TWT045 Komatsuna Green Mustard Spinach
Komatsuna Green mustard seeds can be used as a cut-and-come-again crop at any stage of growth. Use steamed or stir-fried or in salads and soups. This is a traditional ingredient in Japanese cooking. It features excellent bolt resistance and cold tolerance so can be grown all year round. Green Komatsuna is one of the greatest vegetables. It’s delicious raw or cooked – try a bunch of leaves as a salad on their own, or toss some leaves into a soup or stir-fry. It works in containers, and it’s very cold hardy, so you can grow it all winter long if you provide some protection from hard frost.

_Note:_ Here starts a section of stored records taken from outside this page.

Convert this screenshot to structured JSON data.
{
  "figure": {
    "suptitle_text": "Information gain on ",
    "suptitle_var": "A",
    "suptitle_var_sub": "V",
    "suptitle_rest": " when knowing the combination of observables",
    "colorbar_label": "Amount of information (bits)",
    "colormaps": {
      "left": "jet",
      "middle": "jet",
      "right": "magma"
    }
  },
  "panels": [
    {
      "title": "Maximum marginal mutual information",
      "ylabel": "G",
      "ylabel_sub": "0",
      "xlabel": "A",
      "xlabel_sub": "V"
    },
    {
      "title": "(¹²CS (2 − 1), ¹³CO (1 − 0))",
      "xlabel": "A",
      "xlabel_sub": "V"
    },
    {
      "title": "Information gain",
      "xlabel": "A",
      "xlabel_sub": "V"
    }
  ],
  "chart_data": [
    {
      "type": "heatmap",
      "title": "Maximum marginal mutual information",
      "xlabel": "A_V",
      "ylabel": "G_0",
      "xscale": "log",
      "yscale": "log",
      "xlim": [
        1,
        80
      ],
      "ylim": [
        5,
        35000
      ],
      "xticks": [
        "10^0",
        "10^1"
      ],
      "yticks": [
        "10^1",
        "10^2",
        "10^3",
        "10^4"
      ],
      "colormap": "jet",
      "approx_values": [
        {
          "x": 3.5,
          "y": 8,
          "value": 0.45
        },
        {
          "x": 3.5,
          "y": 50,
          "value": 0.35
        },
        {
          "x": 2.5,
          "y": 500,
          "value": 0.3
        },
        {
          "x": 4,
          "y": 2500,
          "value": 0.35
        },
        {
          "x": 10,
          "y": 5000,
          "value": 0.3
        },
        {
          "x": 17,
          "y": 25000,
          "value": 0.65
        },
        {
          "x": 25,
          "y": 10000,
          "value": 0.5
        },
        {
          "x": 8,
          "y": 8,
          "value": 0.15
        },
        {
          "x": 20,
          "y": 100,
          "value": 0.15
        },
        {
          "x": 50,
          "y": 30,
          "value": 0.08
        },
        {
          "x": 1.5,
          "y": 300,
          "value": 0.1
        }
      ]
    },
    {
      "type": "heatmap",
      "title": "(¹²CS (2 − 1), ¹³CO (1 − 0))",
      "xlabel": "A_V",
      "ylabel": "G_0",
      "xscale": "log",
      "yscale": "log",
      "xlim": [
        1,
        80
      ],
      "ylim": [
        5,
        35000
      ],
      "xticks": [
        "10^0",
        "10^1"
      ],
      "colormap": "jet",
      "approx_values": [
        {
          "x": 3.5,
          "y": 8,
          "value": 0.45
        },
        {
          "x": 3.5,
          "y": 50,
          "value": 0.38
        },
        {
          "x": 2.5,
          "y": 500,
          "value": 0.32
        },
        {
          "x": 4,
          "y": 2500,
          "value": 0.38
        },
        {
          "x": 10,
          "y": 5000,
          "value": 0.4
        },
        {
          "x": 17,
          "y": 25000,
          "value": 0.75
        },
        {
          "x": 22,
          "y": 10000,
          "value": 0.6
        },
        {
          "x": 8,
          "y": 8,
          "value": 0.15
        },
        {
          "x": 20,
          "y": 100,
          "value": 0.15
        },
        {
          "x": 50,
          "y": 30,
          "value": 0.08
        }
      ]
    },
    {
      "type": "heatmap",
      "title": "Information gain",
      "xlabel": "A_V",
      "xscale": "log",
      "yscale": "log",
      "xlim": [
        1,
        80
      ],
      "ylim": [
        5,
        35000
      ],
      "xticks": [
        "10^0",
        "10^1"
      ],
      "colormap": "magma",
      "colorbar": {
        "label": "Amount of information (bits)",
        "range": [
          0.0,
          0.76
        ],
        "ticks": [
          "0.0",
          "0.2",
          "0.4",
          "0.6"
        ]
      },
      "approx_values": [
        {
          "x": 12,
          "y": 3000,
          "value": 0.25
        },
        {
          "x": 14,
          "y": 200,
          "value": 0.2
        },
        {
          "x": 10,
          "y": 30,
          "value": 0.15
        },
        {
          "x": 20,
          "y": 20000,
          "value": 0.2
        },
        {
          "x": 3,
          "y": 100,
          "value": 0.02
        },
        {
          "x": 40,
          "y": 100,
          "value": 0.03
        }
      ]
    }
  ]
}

TWT046 Komatsuna Red Mustard Spinach
Komatsuna Red mustard seeds tolerate heat well and can be planted from spring to fall. The seeds do not need warm soil to germinate, so they can be planted in late winter for spring harvests as well. Try some in containers on the balcony. The leaves are round, flat and purple on top with green undersides and green stems. They are good in salads, sandwiches, and stir-fries. Use as a baby leaf in salad blends, or try them as microgreens. Plants are fast-growing, productive, tasty, and very easy to grow.
TWT047 Hon Tsai Tai
This flowering purple stem choy sum, also known as kosaitai or hon tsai tai, is a popular Chinese specialty vegetable. The leaf stalks and veins are purple while the leaves are dark green and the flowers are yellow. Low temperatures intensify the colors. Best grown as a fall/winter crop—the plants will bolt early when sown in spring to summer. Kosaitai can be cut young and will re-grow for additional harvests.
Green leaves and purple stems give way to tender edible flower stalks. Harvest just as buds begin to open by cutting or snapping stem with leaves. Use like raab: saute the stems, leaves and florets and flavor lightly.50 days.